Der Verdrängungsbereich hydraulischer Getriebemotorprodukte ist sehr breit und reicht von 4 bis 16.000 ml/U. Die Verdrängung und der Bereich von internen Zykloiden- und Unrund-Planetengetriebemotoren sind relativ groß, während die Verdrängung und der Bereich von Außenzahnradmotoren relativ klein sind, mit einem üblicherweise verwendeten Verdrängungsbereich von 4 bis 120 ml/U.

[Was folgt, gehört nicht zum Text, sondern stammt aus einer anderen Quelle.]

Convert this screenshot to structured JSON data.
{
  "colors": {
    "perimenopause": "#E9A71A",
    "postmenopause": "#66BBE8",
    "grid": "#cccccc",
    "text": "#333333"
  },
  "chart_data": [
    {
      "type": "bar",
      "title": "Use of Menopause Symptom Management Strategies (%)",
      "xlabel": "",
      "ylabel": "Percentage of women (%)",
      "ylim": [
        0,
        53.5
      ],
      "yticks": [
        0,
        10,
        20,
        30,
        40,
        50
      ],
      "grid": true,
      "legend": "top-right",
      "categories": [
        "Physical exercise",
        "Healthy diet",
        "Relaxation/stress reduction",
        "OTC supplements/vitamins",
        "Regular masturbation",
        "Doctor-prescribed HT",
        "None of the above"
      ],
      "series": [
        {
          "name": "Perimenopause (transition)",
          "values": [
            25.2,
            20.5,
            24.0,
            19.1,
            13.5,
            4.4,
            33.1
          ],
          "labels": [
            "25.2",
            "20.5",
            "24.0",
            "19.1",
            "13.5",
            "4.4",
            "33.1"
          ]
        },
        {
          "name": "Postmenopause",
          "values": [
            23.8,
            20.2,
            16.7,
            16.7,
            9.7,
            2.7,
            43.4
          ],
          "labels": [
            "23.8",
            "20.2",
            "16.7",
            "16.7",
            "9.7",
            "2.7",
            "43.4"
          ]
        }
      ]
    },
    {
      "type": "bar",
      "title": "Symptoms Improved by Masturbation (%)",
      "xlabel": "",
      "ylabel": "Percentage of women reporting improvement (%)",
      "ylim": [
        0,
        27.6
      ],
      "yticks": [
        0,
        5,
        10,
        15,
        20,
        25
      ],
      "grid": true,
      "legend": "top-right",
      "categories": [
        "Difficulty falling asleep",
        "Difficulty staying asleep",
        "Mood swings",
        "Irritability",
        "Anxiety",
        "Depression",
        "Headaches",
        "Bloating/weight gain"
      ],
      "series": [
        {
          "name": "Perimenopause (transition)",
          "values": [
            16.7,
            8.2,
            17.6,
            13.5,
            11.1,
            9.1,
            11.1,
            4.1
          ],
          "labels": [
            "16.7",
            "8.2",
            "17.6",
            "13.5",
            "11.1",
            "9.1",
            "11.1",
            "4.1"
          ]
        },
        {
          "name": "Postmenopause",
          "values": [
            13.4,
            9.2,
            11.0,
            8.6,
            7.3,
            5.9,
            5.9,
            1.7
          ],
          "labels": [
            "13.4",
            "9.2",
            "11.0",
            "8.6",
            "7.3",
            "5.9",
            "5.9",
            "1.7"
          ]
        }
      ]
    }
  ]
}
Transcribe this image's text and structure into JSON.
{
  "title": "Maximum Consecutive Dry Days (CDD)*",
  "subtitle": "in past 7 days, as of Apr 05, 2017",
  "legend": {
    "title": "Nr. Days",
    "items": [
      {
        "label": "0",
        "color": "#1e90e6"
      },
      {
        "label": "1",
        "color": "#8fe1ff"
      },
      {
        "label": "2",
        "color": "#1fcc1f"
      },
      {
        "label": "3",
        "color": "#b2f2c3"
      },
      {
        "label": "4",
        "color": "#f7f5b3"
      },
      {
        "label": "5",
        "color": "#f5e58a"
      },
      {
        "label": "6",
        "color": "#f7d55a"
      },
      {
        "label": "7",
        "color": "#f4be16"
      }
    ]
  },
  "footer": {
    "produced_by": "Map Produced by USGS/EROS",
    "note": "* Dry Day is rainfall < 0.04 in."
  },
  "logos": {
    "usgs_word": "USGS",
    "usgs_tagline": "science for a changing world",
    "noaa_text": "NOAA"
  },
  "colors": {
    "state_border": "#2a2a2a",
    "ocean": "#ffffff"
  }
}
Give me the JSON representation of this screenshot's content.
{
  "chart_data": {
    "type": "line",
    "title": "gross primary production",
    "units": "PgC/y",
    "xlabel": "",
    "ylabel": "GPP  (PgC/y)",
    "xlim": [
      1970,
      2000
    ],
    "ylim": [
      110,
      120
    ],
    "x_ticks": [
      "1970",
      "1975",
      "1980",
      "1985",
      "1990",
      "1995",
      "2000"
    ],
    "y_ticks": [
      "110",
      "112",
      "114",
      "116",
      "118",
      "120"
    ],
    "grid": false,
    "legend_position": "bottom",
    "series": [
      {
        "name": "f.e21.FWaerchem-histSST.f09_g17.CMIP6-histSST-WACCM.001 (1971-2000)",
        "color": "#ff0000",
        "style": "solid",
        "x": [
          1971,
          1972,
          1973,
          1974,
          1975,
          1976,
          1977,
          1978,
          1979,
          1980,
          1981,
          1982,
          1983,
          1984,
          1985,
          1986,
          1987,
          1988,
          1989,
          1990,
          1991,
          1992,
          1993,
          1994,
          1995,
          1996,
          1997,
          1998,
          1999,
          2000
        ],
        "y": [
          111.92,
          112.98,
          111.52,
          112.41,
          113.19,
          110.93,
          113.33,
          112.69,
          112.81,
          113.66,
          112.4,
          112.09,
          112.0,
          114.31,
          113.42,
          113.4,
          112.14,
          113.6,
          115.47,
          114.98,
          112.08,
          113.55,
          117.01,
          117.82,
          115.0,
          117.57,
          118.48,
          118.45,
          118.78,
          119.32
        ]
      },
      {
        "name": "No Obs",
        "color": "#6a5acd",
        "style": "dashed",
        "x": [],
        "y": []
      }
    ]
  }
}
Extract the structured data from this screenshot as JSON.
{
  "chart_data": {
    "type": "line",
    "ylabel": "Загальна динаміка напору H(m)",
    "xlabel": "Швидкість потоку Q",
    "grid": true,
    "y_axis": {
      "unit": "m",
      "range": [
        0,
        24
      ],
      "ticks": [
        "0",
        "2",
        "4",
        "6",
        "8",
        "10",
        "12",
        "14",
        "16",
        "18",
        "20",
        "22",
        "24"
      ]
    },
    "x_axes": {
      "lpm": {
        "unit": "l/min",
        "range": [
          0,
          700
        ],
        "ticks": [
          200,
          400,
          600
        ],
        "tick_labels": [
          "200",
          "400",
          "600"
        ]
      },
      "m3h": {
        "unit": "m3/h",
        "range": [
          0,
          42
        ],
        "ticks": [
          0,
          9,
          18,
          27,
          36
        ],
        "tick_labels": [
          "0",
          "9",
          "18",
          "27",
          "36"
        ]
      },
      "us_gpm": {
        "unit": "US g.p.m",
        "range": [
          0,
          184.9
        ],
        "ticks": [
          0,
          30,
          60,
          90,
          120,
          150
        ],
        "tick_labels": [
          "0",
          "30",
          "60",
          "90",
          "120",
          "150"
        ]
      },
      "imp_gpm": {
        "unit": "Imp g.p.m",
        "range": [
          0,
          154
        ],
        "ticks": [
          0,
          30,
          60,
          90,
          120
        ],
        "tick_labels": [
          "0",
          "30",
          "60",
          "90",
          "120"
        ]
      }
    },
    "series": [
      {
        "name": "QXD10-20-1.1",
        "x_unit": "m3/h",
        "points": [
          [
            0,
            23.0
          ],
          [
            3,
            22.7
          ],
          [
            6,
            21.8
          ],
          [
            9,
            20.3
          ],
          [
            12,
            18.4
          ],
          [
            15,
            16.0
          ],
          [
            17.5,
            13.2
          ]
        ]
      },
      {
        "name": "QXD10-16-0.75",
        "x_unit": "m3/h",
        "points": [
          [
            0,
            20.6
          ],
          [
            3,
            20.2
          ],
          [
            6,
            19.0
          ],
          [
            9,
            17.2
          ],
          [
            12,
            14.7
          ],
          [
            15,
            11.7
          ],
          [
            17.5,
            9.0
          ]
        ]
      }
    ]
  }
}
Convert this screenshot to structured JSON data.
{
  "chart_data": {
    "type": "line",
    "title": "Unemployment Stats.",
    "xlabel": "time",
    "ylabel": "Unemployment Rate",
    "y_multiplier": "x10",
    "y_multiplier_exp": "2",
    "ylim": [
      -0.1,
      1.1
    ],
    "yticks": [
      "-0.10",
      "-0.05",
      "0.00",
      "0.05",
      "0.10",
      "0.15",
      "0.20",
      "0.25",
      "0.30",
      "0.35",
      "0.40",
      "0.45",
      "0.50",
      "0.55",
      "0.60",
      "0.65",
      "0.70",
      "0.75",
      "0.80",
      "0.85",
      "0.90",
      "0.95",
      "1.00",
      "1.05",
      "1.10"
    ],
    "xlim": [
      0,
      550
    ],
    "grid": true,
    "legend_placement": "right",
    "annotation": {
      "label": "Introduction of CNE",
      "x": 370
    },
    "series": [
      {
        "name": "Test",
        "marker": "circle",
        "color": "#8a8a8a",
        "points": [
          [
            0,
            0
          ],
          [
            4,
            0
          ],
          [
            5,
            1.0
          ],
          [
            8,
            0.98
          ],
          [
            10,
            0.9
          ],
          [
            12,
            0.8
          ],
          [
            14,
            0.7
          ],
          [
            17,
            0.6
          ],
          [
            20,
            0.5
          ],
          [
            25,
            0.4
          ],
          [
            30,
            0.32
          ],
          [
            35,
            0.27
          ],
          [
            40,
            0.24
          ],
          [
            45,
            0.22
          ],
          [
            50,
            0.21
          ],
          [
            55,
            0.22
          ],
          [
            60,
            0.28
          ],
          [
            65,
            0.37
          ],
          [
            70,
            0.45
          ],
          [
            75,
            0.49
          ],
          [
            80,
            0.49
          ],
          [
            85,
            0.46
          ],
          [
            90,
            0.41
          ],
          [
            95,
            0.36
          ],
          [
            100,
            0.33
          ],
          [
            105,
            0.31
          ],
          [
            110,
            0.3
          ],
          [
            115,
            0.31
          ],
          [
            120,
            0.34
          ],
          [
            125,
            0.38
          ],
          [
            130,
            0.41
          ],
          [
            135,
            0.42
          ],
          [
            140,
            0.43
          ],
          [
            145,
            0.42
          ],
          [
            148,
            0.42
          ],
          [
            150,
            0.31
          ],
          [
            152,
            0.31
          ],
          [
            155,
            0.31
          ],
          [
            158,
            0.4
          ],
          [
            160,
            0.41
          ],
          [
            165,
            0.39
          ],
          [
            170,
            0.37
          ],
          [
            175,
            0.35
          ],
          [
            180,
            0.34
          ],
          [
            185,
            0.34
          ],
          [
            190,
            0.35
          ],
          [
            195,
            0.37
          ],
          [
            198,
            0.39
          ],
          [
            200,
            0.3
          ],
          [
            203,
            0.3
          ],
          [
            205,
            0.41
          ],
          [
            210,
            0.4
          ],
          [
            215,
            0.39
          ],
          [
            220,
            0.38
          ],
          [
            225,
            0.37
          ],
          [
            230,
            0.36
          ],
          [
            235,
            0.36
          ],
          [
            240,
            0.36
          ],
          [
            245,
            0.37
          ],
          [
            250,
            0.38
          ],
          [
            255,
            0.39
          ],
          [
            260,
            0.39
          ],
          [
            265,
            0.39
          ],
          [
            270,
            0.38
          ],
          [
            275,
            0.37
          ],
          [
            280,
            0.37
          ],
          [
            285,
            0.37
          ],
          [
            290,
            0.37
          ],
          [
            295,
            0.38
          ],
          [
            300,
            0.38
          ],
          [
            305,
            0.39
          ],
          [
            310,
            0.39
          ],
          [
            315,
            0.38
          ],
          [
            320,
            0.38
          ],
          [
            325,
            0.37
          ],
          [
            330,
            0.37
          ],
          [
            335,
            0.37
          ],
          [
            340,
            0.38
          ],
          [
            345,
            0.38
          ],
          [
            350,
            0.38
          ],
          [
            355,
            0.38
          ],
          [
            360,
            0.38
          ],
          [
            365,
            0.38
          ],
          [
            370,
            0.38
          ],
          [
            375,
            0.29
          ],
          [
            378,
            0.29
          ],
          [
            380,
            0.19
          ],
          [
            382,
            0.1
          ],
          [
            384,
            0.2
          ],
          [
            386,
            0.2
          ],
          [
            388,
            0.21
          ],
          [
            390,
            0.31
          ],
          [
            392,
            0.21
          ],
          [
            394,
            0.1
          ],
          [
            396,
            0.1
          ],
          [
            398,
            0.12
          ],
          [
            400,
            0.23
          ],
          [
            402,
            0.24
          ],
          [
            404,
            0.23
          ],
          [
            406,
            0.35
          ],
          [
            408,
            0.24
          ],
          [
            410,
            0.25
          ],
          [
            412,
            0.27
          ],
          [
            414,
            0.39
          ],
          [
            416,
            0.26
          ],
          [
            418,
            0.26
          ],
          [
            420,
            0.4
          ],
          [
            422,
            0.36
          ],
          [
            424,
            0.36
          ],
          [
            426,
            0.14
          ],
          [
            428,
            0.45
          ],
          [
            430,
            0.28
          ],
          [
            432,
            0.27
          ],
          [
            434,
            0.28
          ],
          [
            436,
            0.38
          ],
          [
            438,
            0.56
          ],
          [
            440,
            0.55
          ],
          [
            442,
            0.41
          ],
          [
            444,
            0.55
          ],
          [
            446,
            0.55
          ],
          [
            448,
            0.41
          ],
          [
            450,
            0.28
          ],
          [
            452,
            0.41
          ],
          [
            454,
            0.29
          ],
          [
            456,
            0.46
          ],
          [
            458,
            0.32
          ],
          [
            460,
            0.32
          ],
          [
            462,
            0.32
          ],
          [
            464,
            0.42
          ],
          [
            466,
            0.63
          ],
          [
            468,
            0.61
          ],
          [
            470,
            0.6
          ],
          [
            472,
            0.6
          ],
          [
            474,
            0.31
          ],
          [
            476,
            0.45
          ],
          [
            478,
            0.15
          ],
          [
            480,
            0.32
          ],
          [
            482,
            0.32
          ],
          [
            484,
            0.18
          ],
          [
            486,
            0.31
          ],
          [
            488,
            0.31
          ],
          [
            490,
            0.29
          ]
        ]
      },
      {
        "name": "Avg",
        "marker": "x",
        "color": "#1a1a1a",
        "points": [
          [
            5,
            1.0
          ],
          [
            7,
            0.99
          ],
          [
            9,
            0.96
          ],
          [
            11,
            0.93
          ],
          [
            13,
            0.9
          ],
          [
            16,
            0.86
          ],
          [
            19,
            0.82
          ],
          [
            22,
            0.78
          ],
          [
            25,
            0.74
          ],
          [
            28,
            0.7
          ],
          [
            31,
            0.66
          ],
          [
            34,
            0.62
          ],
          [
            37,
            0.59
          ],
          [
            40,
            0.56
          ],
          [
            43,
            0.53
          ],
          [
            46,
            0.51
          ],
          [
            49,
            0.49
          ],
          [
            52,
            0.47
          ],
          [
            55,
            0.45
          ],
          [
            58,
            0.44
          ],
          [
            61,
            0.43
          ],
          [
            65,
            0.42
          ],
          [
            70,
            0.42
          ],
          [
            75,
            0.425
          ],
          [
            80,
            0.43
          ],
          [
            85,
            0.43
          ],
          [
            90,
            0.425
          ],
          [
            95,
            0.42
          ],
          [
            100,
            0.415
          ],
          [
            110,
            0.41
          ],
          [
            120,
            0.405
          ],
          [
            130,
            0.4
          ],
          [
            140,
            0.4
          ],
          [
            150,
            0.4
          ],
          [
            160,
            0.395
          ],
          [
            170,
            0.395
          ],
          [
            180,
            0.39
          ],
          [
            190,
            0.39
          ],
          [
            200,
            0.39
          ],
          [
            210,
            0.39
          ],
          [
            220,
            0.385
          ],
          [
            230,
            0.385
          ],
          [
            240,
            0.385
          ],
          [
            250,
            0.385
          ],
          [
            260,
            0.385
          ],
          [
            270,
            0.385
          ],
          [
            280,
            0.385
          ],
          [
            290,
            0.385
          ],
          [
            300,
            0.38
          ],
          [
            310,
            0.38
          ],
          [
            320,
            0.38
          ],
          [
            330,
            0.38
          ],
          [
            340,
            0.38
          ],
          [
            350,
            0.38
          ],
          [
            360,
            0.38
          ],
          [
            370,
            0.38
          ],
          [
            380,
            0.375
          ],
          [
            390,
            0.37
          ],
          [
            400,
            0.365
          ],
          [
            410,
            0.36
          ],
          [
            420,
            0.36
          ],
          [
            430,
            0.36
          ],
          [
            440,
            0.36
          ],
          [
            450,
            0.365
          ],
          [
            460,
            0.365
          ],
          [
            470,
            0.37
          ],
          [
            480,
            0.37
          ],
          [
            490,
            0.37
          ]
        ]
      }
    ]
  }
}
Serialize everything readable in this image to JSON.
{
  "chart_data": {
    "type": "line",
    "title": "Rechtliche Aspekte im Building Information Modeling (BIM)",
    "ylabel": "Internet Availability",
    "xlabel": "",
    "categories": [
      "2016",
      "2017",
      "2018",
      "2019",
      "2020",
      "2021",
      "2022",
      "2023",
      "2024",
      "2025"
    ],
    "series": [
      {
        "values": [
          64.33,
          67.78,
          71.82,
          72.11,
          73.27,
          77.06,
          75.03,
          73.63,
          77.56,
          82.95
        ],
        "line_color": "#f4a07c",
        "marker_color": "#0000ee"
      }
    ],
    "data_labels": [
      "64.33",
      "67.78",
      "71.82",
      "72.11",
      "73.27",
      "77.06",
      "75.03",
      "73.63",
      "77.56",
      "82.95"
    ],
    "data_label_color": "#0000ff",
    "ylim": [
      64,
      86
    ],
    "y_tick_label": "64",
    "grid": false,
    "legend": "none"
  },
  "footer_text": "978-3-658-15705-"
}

(3) Die Nenndrehzahl von außenverzahnten Getriebemotoren und Zykloidenmotoren mit Innen- und Außenrotor ist relativ hoch, wobei erstere 4000 U/min und letztere über 7000 U/min erreichen. Allerdings ist die Nenndrehzahl von Planetenrotor-Zykloidenmotoren im Allgemeinen niedriger, im Allgemeinen weniger als 900 U/min.
In Bezug auf die Stabilität bei niedrigen Drehzahlen sind Zykloidenmotoren Getriebemotoren mit Außeneingriff überlegen (Zykloidenmotoren können eine stabile Drehzahl von 10 U/min erreichen, während Getriebemotoren mit Außeneingriff typischerweise eine stabile Drehzahl von mehr als 150 U/min haben).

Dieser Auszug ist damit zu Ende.